According to Krugman, “too-early urbanization, taking place before it was possible to bring lots of fresh food in from the countryside, established dismal dietary habits that were hard to break.”

He continues: “By the time it became possible for urban Britons to eat decently, they no longer knew the difference…  your typical Englishman, circa, say, 1975, had never had a really good meal, he didn’t demand one. And because consumers didn’t demand good food, they didn’t get it. Even then there were surely some people who would have liked better, just not enough to provide a critical mass.

“And then things changed. Partly this may have been the result of immigration… Growing affluence and the overseas vacations it made possible may have been more important—how can you keep them eating bangers once they’ve had foie gras?

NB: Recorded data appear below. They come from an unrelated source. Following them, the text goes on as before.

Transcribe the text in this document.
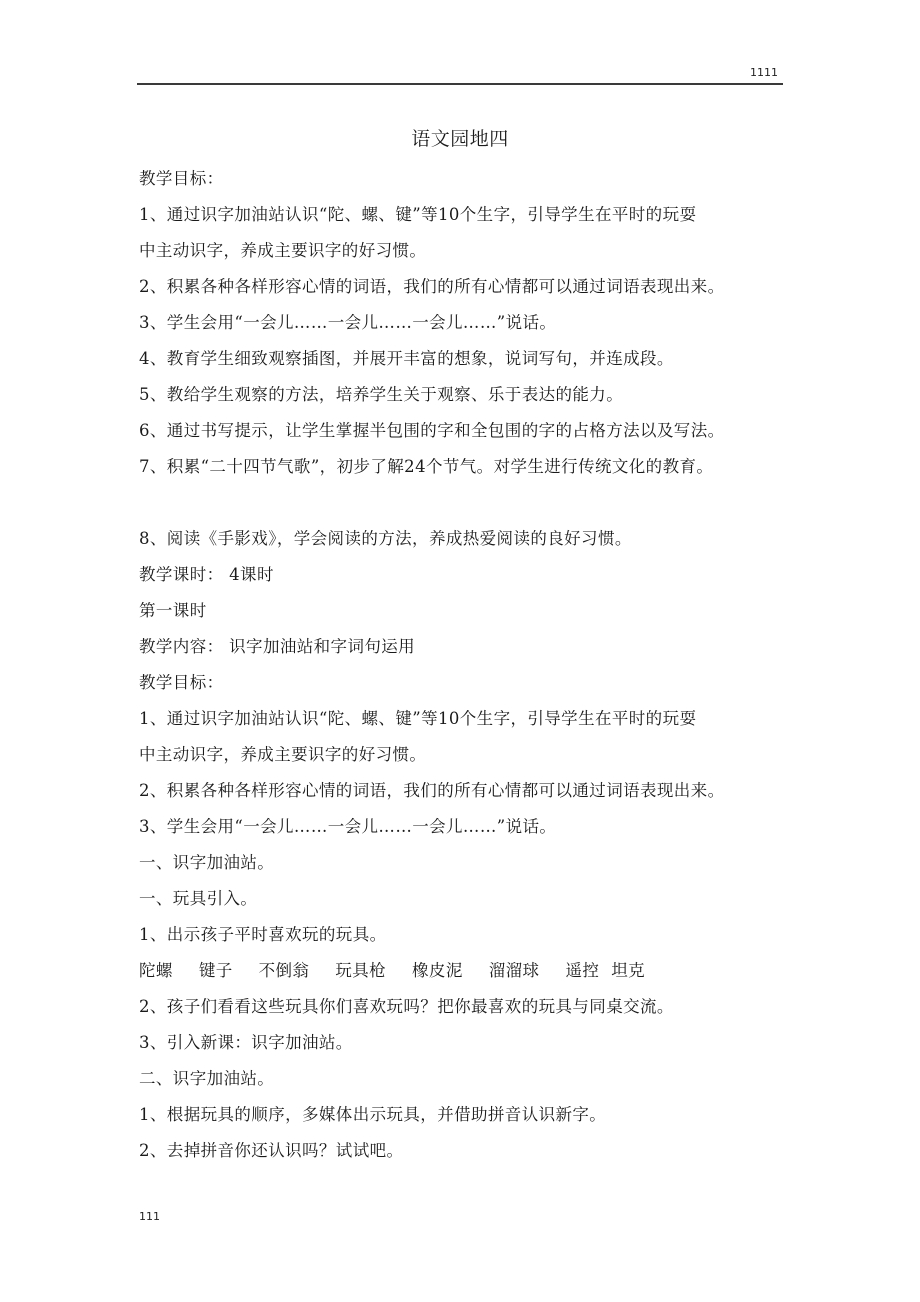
1111
语文园地四
教学目标：
1、通过识字加油站认识“陀、螺、键”等10个生字，引导学生在平时的玩耍
中主动识字，养成主要识字的好习惯。
2、积累各种各样形容心情的词语，我们的所有心情都可以通过词语表现出来。
3、学生会用“一会儿……一会儿……一会儿……”说话。
4、教育学生细致观察插图，并展开丰富的想象，说词写句，并连成段。
5、教给学生观察的方法，培养学生关于观察、乐于表达的能力。
6、通过书写提示，让学生掌握半包围的字和全包围的字的占格方法以及写法。
7、积累“二十四节气歌”，初步了解24个节气。对学生进行传统文化的教育。
8、阅读《手影戏》，学会阅读的方法，养成热爱阅读的良好习惯。
教学课时： 4课时
第一课时
教学内容： 识字加油站和字词句运用
教学目标：
1、通过识字加油站认识“陀、螺、键”等10个生字，引导学生在平时的玩耍
中主动识字，养成主要识字的好习惯。
2、积累各种各样形容心情的词语，我们的所有心情都可以通过词语表现出来。
3、学生会用“一会儿……一会儿……一会儿……”说话。
一、识字加油站。
一、玩具引入。
1、出示孩子平时喜欢玩的玩具。
陀螺 键子 不倒翁 玩具枪 橡皮泥 溜溜球 遥控 坦克
2、孩子们看看这些玩具你们喜欢玩吗？把你最喜欢的玩具与同桌交流。
3、引入新课：识字加油站。
二、识字加油站。
1、根据玩具的顺序，多媒体出示玩具，并借助拼音认识新字。
2、去掉拼音你还认识吗？试试吧。
111
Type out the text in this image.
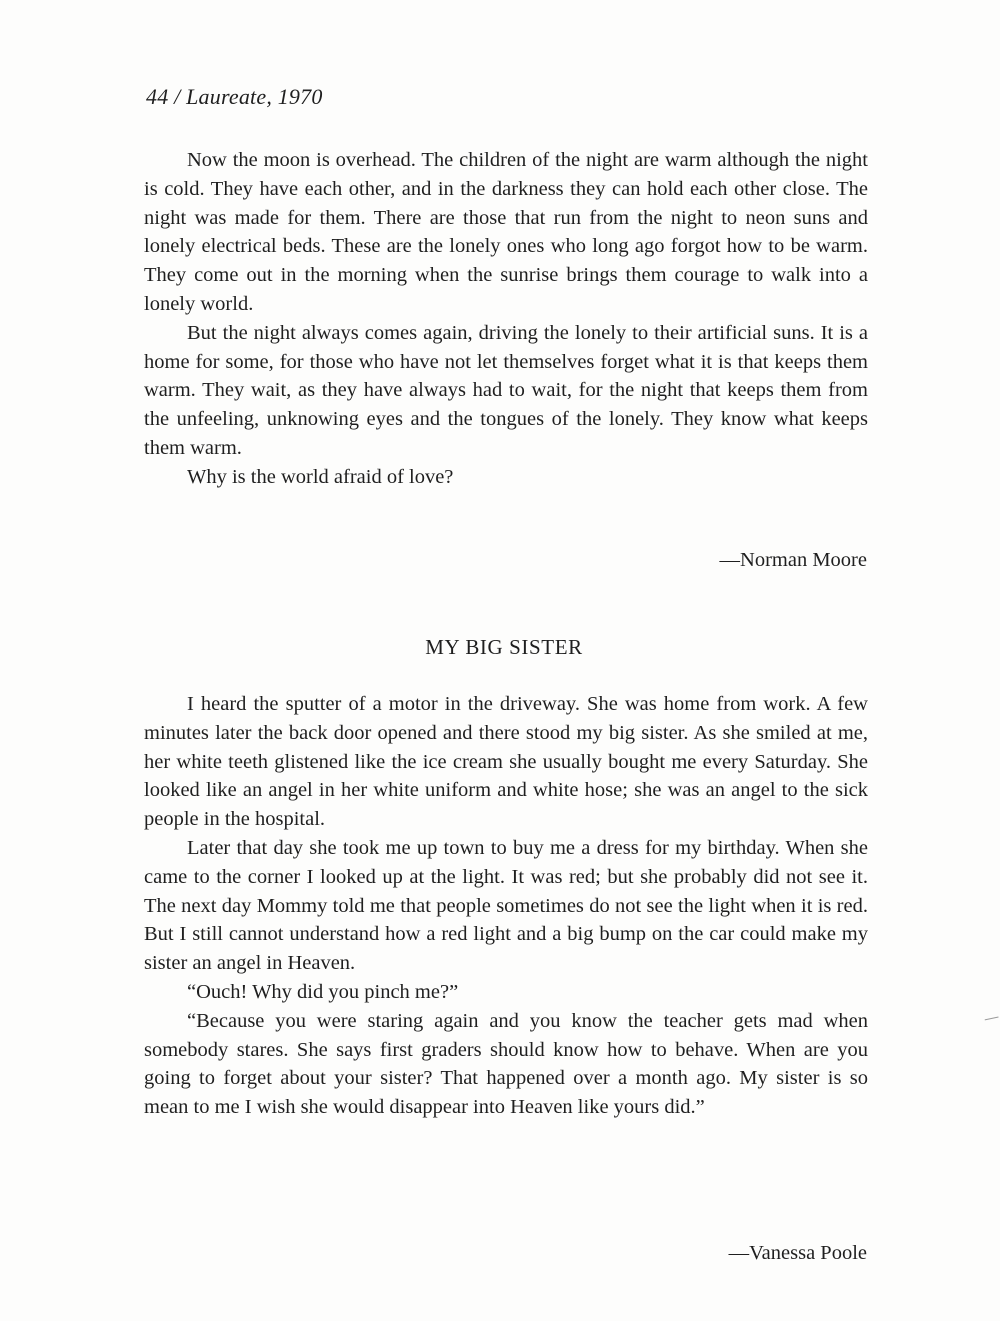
44 / Laureate, 1970

Now the moon is overhead. The children of the night are warm although the night is cold. They have each other, and in the darkness they can hold each other close. The night was made for them. There are those that run from the night to neon suns and lonely electrical beds. These are the lonely ones who long ago forgot how to be warm. They come out in the morning when the sunrise brings them courage to walk into a lonely world.

But the night always comes again, driving the lonely to their artificial suns. It is a home for some, for those who have not let themselves forget what it is that keeps them warm. They wait, as they have always had to wait, for the night that keeps them from the unfeeling, unknowing eyes and the tongues of the lonely. They know what keeps them warm.

Why is the world afraid of love?

—Norman Moore
MY BIG SISTER

I heard the sputter of a motor in the driveway. She was home from work. A few minutes later the back door opened and there stood my big sister. As she smiled at me, her white teeth glistened like the ice cream she usually bought me every Saturday. She looked like an angel in her white uniform and white hose; she was an angel to the sick people in the hospital.

Later that day she took me up town to buy me a dress for my birthday. When she came to the corner I looked up at the light. It was red; but she probably did not see it. The next day Mommy told me that people sometimes do not see the light when it is red. But I still cannot understand how a red light and a big bump on the car could make my sister an angel in Heaven.

“Ouch! Why did you pinch me?”

“Because you were staring again and you know the teacher gets mad when somebody stares. She says first graders should know how to behave. When are you going to forget about your sister? That happened over a month ago. My sister is so mean to me I wish she would disappear into Heaven like yours did.”

—Vanessa Poole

“But at a certain point the process became self-reinforcing: Enough people knew what good food tasted like that stores and restaurants began providing it--and that allowed even more people to acquire civilized taste buds.”

Going back to our situation, there has to be more of us harassed consumers and outraged citizens demanding better from government and the public utilities. And because there are more Pinoys who have global experiences and outlooks like my son, there are more of us who know better.

In this high tech age, there is no reason why a little rain should cause the electricity service in my subdivision to drop. I probably didn’t know any better over the past 30 years and accepted Meralco’s excuses as valid. But all my children are Global Pinoys now and they have opened my eyes to the fact that what we are getting here sucks… so third world one would expect from a dark corner of Africa. I, we, should not stand for it any longer.

Fault

From the Professional Heckler:

Phivolcs reported the quake was likely caused by the East Bohol fault.

Malacañang believed however, it was GMA’s fault.